Final project for CS 410 Text Information Systems at the University of Illinois Urbana-Champaign
Historian is a Google Chrome extension that builds a knowledge graph of your visited webpages based on their similarity with respect to each other.
- Builds graph of webpages visited
- Visualizes the similarity of webpages in history
- Clusters similar webpages together under shared topics
- Presents an intuitive way to research
Create a Google Chrome extension that acts as a knowledge graph builder for webpages that the user visits while researching information online.
The extension should represent the user's visited webpages as nodes in a graph where the edges reflect the relative similarity between them such that similar webpages will be clustered together.
This will offer users an intuitive way to visualize their search history while performing online research and eliminate the reliance on other third party applications to track this information.
Task | Assigned To |
---|---|
Learn how to make a Chrome extension | Everyone |
Visualizing Graphs | Blake |
Web Scraping | Megha |
Similarity Algorithm | Michael |
Build Frontend | Rohan |
Build Backend | Kaushal |
Note
The section(s) that follow provide comprehensive instructions for getting Historian setup on your local device. After completing Step 1 and Step 4, you can run the demo script to install dependencies, start the local server, and open some sample webpages to see an easy demonstration of how Historian works.

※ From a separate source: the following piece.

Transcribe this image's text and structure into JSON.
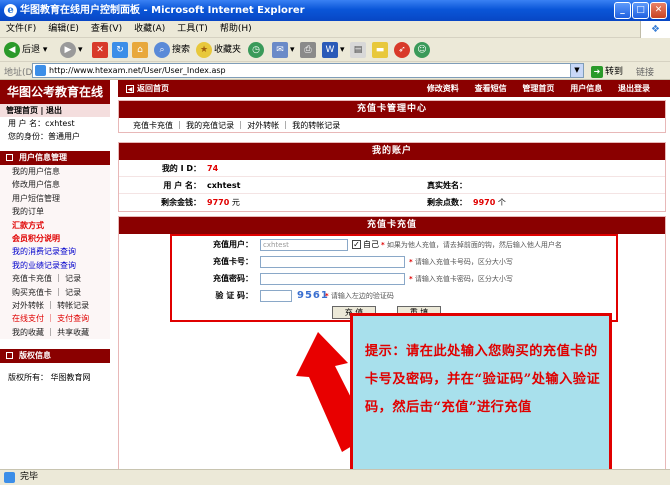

The table below gives an overview of the dependencies for this project as well as the versions used. For the packages, you can download these directly or run the setup.py
script as discussed in the next section.
Show dependencies
Item | Version |
---|---|
Python | 3.12.0 |
NumPy | 1.26.1 |
SciPy | 1.11.3 |
SciKit-Learn | 1.3.2 |
NLTK | 3.8.1 |
BeautifulSoup | 4.12.2 |
Plotly | 5.18.0 |
Dash | 2.14.2 |
Flask | 3.0.0 |
Flask-Caching | 2.1.0 |
Flask-Cors | 4.0.0 |
Regex | 2023.10.3 |
Alive-Progress | 3.1.5 |
Important
Historian is not currently being hosted on a domain, which means that the only way to currently use this extension is by running the server locally on your machine. The instructions below will guide you through the setup process step-by-step.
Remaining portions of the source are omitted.